Track: Contributed Abstracts
Wednesday, February 13, 2013, 6:45 PM-7:45 PM
Hall 1 (Salt Palace Convention Center)
Delayed engraftment following high-dose chemotherapy and autologous peripheral stem cell transplantation is a rare event. Here, we report two cases of delayed engraftment following autologous peripheral blood stem cell transplant (PBSCT) for Multiple Myeloma (MM) associated with early recovery of polyclonal lymphocytes and response to steroids. Both of our patients were 51 years old at time of transplant and women. The preparative regimen consisted of Melphalan 200mg/m2 prior to stem cell infusion; the stem cell doses were between 2.5 and 2.8 million per kilogram. Per protocol, each received growth factor beginning at day 5 post-transplant. Both patients demonstrated a relative increase in their peripheral blood lymphocyte count without neutrophil recovery by day 15 in one patient and day 25 post-transplant in the other. Peripheral blood for flow cytometry was negative for lymphoproliferative disorder or recurrence of their disease. However, it was noted that their CD4:CD8 ratio was 1:6.5 and1:6.3 with marked increase in CD8 lymphoctyes.

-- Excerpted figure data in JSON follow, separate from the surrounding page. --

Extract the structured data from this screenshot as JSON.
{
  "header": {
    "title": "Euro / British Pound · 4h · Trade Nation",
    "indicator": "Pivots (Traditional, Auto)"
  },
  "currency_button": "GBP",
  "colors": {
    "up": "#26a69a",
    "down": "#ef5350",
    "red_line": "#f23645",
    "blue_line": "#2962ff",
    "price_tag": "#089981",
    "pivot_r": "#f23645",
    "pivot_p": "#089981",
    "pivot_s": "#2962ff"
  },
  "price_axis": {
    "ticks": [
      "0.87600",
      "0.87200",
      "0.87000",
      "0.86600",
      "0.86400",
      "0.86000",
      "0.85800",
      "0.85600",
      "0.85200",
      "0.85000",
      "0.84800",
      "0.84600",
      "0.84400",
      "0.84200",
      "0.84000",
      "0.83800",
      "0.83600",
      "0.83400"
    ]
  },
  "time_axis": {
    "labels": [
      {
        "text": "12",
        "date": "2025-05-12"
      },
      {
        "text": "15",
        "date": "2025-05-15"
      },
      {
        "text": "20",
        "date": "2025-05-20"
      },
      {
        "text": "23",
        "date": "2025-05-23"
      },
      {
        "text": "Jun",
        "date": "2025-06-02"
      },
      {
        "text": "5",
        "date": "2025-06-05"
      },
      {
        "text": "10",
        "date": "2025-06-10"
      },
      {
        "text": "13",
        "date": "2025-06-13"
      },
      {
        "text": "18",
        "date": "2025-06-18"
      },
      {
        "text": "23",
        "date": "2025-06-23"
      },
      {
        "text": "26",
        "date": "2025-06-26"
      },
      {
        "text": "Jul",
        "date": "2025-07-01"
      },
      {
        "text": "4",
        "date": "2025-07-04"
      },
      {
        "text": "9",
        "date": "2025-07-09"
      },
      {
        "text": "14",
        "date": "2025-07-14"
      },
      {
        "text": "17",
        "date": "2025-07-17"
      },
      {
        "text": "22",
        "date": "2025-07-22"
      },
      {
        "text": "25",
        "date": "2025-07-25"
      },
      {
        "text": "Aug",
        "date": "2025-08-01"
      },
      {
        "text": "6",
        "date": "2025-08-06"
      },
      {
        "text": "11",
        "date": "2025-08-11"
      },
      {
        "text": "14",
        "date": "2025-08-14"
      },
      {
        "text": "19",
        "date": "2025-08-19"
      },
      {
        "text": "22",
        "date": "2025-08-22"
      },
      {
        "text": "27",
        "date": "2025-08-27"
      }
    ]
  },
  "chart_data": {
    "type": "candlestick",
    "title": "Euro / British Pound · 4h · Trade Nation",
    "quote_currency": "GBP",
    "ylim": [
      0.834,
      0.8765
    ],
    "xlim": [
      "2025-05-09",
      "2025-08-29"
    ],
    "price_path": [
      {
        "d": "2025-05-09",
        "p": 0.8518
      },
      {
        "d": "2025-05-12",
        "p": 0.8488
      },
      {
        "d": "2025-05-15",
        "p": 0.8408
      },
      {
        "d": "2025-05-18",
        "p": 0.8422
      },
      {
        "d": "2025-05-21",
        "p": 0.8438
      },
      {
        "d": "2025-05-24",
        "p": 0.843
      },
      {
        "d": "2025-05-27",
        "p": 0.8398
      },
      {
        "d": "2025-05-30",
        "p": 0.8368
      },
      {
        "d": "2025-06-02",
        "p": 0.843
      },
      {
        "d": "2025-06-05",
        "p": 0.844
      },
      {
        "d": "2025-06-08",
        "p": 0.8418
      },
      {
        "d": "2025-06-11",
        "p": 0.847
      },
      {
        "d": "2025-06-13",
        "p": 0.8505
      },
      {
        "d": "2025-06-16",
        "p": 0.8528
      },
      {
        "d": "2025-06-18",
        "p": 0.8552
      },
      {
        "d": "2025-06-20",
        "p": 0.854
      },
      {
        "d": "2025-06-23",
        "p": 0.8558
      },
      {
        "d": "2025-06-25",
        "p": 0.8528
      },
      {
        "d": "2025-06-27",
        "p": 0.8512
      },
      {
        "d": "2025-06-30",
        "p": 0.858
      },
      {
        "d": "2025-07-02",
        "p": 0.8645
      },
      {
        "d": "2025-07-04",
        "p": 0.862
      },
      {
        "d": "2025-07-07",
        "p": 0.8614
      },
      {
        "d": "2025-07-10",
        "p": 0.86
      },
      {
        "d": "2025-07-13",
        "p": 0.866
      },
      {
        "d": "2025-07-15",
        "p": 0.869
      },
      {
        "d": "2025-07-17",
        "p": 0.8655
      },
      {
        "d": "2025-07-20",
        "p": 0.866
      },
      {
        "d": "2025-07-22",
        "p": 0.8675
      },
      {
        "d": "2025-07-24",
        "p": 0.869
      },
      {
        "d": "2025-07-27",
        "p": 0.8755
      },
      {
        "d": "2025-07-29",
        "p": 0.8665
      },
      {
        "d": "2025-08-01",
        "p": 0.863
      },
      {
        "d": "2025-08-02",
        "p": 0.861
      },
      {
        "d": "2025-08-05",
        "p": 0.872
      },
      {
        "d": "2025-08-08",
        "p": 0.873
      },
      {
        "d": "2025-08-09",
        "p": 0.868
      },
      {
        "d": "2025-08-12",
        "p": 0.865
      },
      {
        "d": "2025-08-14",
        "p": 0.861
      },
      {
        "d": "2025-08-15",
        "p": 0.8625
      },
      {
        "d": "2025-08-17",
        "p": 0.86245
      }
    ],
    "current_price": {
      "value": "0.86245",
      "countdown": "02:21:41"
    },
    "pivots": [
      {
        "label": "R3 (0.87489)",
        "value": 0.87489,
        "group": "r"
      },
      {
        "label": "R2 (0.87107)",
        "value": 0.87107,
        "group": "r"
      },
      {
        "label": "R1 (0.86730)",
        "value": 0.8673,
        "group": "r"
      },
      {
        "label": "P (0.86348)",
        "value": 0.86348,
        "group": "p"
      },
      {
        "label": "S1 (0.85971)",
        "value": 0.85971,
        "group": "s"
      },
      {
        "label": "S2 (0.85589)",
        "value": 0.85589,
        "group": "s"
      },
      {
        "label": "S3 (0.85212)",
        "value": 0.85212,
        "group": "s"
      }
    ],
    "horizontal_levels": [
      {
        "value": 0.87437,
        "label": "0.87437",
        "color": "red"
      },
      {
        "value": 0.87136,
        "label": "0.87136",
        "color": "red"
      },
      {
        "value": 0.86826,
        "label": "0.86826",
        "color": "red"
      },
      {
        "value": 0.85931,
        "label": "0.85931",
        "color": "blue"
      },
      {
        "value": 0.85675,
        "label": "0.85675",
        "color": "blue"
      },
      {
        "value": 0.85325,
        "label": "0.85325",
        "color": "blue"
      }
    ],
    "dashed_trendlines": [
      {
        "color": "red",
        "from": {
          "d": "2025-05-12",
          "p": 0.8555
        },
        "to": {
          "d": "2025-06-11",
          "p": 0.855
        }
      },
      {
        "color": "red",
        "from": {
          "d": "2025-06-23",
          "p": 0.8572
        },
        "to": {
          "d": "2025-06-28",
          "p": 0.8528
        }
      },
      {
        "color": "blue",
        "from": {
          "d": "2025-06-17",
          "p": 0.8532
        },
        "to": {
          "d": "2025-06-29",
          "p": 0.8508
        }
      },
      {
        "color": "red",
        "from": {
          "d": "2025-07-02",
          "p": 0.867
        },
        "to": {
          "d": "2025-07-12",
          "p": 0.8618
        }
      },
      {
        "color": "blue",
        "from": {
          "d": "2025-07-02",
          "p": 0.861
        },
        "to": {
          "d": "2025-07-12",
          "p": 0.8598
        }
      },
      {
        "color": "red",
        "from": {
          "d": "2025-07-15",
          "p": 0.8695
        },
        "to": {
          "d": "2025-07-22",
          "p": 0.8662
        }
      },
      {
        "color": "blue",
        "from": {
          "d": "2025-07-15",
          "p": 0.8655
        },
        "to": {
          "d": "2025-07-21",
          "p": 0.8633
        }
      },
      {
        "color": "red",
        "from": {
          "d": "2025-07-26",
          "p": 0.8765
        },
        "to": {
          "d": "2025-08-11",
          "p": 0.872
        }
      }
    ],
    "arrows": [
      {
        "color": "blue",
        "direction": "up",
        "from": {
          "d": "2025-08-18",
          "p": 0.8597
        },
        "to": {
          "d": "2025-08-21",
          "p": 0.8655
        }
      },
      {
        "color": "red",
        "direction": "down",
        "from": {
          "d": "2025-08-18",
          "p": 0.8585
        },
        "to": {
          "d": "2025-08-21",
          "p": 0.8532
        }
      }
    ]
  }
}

This expansion of CD8+ cells has been implicated in autoimmune cytopenias in patients with autoimmune diseases and was thought to be the cause of cytopenias in our patients. Given the delay in neutrophil recovery, prednisone 1mg/kg was started for concerns that the predominantly CD 8 polyclonal lymphocytes were responsible for suppressing hematopoiesis. Within 48-72 hours of starting steroids, the peripheral blood lymphocytes decreased significantly, and both patients demonstrated neutrophil engraftment followed by platelet engraftment in the subsequent two-week period. Delayed engraftment following autologous PBSCT is uncommon. Viral infection is a common etiology, and rarely, lymphoproliferative processes like large granular lymphocytes (LGL) have been reported post high-dose therapy and autologous PBSCT for MM. In our patients, no viral cause was found and there was no clonal lymphocyte population. In conclusion, this is the first report of post autologous PBSCT delayed engraftment in association with a predominantly CD 8 polyclonal lymphocyte population. This process was readily reversible with corticosteroid therapy and did not necessitate re-transplantation.